Greenhouse gases lurking in the form of icy clouds on ancient Mars are likely indirectly responsible for the red planet’s earliest rivers and lakes, says a new study just published in the journal PNAS (Proceedings of the National Academy of Sciences of the United States of America).
“Despite receiving just 30
percent of Earth’s present-day solar insolation, Mars had water lakes and
rivers early in the planet’s history, due to an unknown warming mechanism,” the
authors write. “A possible explanation is warming by water ice clouds,”
they note.
A thin layer of icy,
high-altitude clouds, not unlike cirrus clouds on Earth, could have warmed
Mars’ atmosphere sufficiently to cause a greenhouse effect.
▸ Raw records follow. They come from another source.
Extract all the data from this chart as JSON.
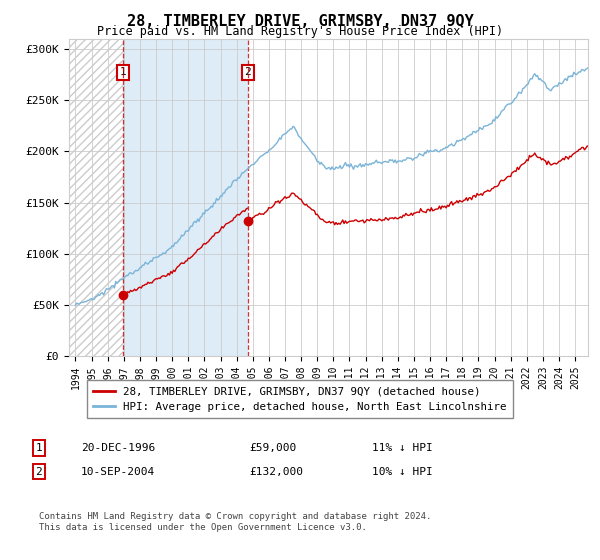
{
  "title": "28, TIMBERLEY DRIVE, GRIMSBY, DN37 9QY",
  "subtitle": "Price paid vs. HM Land Registry's House Price Index (HPI)",
  "sale1_date": "20-DEC-1996",
  "sale1_price": 59000,
  "sale1_hpi": "11% ↓ HPI",
  "sale1_label": "1",
  "sale1_year": 1996.97,
  "sale2_date": "10-SEP-2004",
  "sale2_price": 132000,
  "sale2_label": "2",
  "sale2_hpi": "10% ↓ HPI",
  "sale2_year": 2004.7,
  "legend_line1": "28, TIMBERLEY DRIVE, GRIMSBY, DN37 9QY (detached house)",
  "legend_line2": "HPI: Average price, detached house, North East Lincolnshire",
  "footer": "Contains HM Land Registry data © Crown copyright and database right 2024.\nThis data is licensed under the Open Government Licence v3.0.",
  "hpi_color": "#7ab4d8",
  "price_color": "#cc0000",
  "shade_color": "#d6e8f5",
  "grid_color": "#cccccc",
  "ylim": [
    0,
    310000
  ],
  "yticks": [
    0,
    50000,
    100000,
    150000,
    200000,
    250000,
    300000
  ],
  "ytick_labels": [
    "£0",
    "£50K",
    "£100K",
    "£150K",
    "£200K",
    "£250K",
    "£300K"
  ],
  "xmin": 1993.6,
  "xmax": 2025.8,
  "hpi_seed": 10,
  "price_seed": 77
}
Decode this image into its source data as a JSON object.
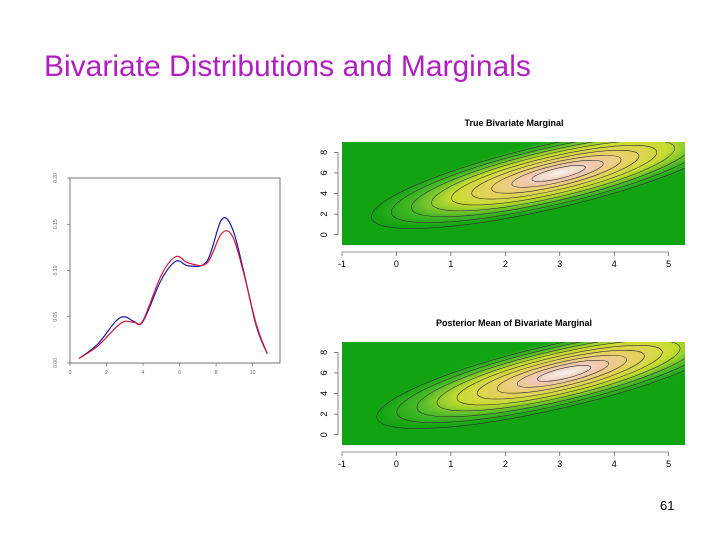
{
  "slide": {
    "title": "Bivariate Distributions and Marginals",
    "page_number": "61"
  },
  "colors": {
    "title": "#b01fc0",
    "series_a": "#1a1aa8",
    "series_b": "#d0153a",
    "heat_low": "#12a312",
    "heat_mid": "#e8e83a",
    "heat_high": "#f4f0ec"
  },
  "chart_data": [
    {
      "type": "line",
      "title": "",
      "xlabel": "",
      "ylabel": "",
      "xlim": [
        0,
        11.5
      ],
      "ylim": [
        0,
        0.2
      ],
      "x_ticks": [
        "0",
        "2",
        "4",
        "6",
        "8",
        "10"
      ],
      "y_ticks": [
        "0.00",
        "0.05",
        "0.10",
        "0.15",
        "0.20"
      ],
      "series": [
        {
          "x": [
            0.5,
            1.5,
            2.5,
            3,
            3.5,
            4,
            5,
            5.8,
            6.5,
            7.5,
            8.3,
            8.9,
            9.5,
            10.2,
            10.8
          ],
          "y": [
            0.005,
            0.02,
            0.045,
            0.05,
            0.045,
            0.045,
            0.09,
            0.11,
            0.105,
            0.11,
            0.155,
            0.145,
            0.1,
            0.04,
            0.01
          ]
        },
        {
          "x": [
            0.5,
            1.5,
            2.5,
            3,
            3.5,
            4,
            5,
            5.8,
            6.5,
            7.5,
            8.3,
            8.9,
            9.5,
            10.2,
            10.8
          ],
          "y": [
            0.005,
            0.018,
            0.038,
            0.045,
            0.044,
            0.046,
            0.095,
            0.115,
            0.108,
            0.108,
            0.14,
            0.137,
            0.098,
            0.042,
            0.01
          ]
        }
      ]
    },
    {
      "type": "heatmap",
      "title": "True Bivariate Marginal",
      "xlim": [
        -1,
        5.3
      ],
      "ylim": [
        -1,
        9
      ],
      "x_ticks": [
        "-1",
        "0",
        "1",
        "2",
        "3",
        "4",
        "5"
      ],
      "y_ticks": [
        "0",
        "2",
        "4",
        "6",
        "8"
      ],
      "peak": {
        "x": 3.0,
        "y": 6.0
      },
      "contour_levels": 9
    },
    {
      "type": "heatmap",
      "title": "Posterior Mean of Bivariate Marginal",
      "xlim": [
        -1,
        5.3
      ],
      "ylim": [
        -1,
        9
      ],
      "x_ticks": [
        "-1",
        "0",
        "1",
        "2",
        "3",
        "4",
        "5"
      ],
      "y_ticks": [
        "0",
        "2",
        "4",
        "6",
        "8"
      ],
      "peak": {
        "x": 3.1,
        "y": 6.0
      },
      "contour_levels": 9
    }
  ]
}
University of
Chicago planetary scientist Edwin Kite, the paper’s lead author, says he and
colleagues’ new climate model helps cement the idea of a warm, young
Mars.
“It's been known for many
years that CO2 alone is not enough to explain warm climates on Early Mars;
there must have been strong non-CO2 greenhouse warming,” Kite told me.
Problem
is, what was the source of the non-CO2 warming?
“Our work supports the
hypothesis that the warming came from high-altitude water ice clouds,” says
Kite.
And Mars’ geology of
ancient river tracks and lakebeds show that the warming likely persisted
for at least hundreds of years, the University of Chicago reports. But only
if the planet has spatially, patchy surface water sources, say the authors.